Chen Xu, Ji Ying-hong, Jiang Yong-xiang, Luo Yi, Jiang Chun-hui, Lu Yi
Department of Ophthalmology, Eye and ENT Hospital, Fudan University, Shanghai, China.
Zhonghua Yan Ke Za Zhi. 2010 Jun;46(6):518-24.
To evaluate the results of cataract surgery in myopia patients after laser in situ keratomileusis (LASIK) and to compare the predictability of various methods of intraocular lens (IOL) power calculation.
Seventeen cases (24 eyes) who had LASIK for myopia were divided into two group by with or without history of corneal power data. Corneal power was obtained by autokeratometry, corneal topography, Pentacam and IOL Master. The IOL power was calculated with the clinical history method, Feiz-Mannis formula, Feiz-Mannis method and other methods. Postoperative final refraction and the deviation of the final spherical equivalent (SEQ) from the refractive target were measured 3 month after the surgery. Two sample t-test, linear correlation and regression analysis, paired t-test and Bland-Altman method of agreement were used to analyze these data.
In the group with history data, the mean corneal power was (43.28 ± 1.21) D and the mean SEQ was (-15.33 ± 4.36) D before the LASIK surgery. In the group without history data, the mean SEQ was (-10.11 ± 3.12) D. Before cataract surgery, the mean corneal power was (36.96 ± 2.07) D and (36.85 ± 1.40) D in these two groups. The mean arithmetic refractive prediction error after cataract surgery was (-0.66 ± 1.27) D and (-0.47 ± 0.82) D in these two groups, respectively.
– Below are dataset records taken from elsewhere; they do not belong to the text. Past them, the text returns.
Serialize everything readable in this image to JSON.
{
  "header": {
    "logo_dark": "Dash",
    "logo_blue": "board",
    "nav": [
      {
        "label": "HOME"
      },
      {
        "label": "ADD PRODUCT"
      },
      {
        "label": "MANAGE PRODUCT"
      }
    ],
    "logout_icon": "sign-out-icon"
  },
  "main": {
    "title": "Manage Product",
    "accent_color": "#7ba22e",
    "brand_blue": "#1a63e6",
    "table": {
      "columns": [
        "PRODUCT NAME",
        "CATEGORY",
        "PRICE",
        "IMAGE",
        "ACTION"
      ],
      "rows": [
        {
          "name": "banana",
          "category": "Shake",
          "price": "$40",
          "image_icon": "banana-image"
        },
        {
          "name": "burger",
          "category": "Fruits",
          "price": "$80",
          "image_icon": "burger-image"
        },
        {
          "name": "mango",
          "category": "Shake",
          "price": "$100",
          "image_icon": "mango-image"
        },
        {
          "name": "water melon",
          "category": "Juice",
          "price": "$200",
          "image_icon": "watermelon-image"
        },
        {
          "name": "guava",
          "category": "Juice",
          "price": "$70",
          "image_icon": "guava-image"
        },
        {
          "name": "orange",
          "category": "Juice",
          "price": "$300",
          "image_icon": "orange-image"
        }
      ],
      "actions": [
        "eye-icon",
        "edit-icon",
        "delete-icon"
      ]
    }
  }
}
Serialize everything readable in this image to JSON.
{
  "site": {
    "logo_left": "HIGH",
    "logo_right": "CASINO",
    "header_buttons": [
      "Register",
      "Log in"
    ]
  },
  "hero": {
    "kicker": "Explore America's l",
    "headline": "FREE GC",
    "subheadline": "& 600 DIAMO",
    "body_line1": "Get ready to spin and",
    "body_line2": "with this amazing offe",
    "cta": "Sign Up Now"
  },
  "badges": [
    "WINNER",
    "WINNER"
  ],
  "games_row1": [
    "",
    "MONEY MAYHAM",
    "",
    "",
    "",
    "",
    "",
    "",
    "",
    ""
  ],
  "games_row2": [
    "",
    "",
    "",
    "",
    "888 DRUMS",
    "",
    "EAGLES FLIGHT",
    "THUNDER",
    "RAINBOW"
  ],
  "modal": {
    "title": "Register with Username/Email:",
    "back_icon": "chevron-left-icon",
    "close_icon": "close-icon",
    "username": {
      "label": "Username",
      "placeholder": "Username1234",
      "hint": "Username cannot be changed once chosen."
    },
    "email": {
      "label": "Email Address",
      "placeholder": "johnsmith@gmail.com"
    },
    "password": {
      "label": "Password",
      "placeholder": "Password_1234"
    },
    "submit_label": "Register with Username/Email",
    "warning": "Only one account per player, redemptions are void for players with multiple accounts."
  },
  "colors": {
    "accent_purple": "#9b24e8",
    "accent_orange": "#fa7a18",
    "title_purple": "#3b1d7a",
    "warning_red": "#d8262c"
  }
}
Data calculated by using Hamed-Wang-Koch method, Masket Formula, Koch/Maloney method, Shammar method and Pentacam ERK method were lower than the emmetropic IOL power. Data calculated by using Feiz-Mannis Formula, Latkany Method, Savini method, Armberri Double K method were overestimated. The mean arithmetic errors of clinic history method, Corneal Passby Method and Haigis-L Formula were not significantly different from the predict refraction (P = 0.364, 0.318 and 0.069; t = 0.956, -1.057 and -1.911, respectively). There was strong correlation between the value calculated by using Feiz-Mannis Method or Haigis-L Formula and the true power (r = 0.921, 0.915; P = 0.000 and 0.000, respectively). But none of the values calculated by these method could fully agree with the true value.
IOL power should be calculated accurately to avoid undercorrection. We recommend the combination of clinical history method, Feiz-Mannis Method, Corneal Passby Method and Haigis-L Formula for the calculation of IOL power.
评估近视患者行准分子原位角膜磨镶术(LASIK)后白内障手术的效果,并比较各种人工晶状体(IOL)屈光度计算方法的可预测性。
17例(24只眼)因近视行LASIK手术的患者,根据有无角膜屈光度数据分为两组。通过自动角膜曲率计、角膜地形图、Pentacam和IOL Master获取角膜屈光度。采用临床病史法、Feiz-Mannis公式、Feiz-Mannis法等方法计算IOL屈光度。术后3个月测量最终屈光度数及最终等效球镜度(SEQ)与屈光目标的偏差。采用两样本t检验、线性相关及回归分析、配对t检验和Bland-Altman一致性分析方法对这些数据进行分析。
有病史数据组,LASIK手术前平均角膜屈光度为(43.28±1.21)D,平均SEQ为(-15.33±4.36)D。无病史数据组,平均SEQ为(-10.11±3.12)D。白内障手术前,两组平均角膜屈光度分别为(36.96±2.07)D和(36.85±1.40)D。白内障手术后两组平均算术屈光预测误差分别为(-0.66±1.27)D和(-0.47±0.82)D。采用Hamed-Wang-Koch法、Masket公式、Koch/Maloney法、Shammar法和Pentacam ERK法计算的数据低于正视眼IOL屈光度。采用Feiz-Mannis公式、Latkany法、Savini法、Armberri双K法计算的数据被高估。临床病史法、角膜旁过法和Haigis-L公式的平均算术误差与预测屈光度数无显著差异(P分别为0.364、0.318和0.069;t分别为0.956、-1.057和-1.911)。采用Feiz-Mannis法或Haigis-L公式计算的值与真实屈光度之间存在强相关性(r分别为0.921、0.915;P均为0.000)。但这些方法计算的任何值均不能完全与真实值一致。
应准确计算IOL屈光度以避免欠矫。我们推荐联合临床病史法、Feiz-Mannis法、角膜旁过法和Haigis-L公式计算IOL屈光度。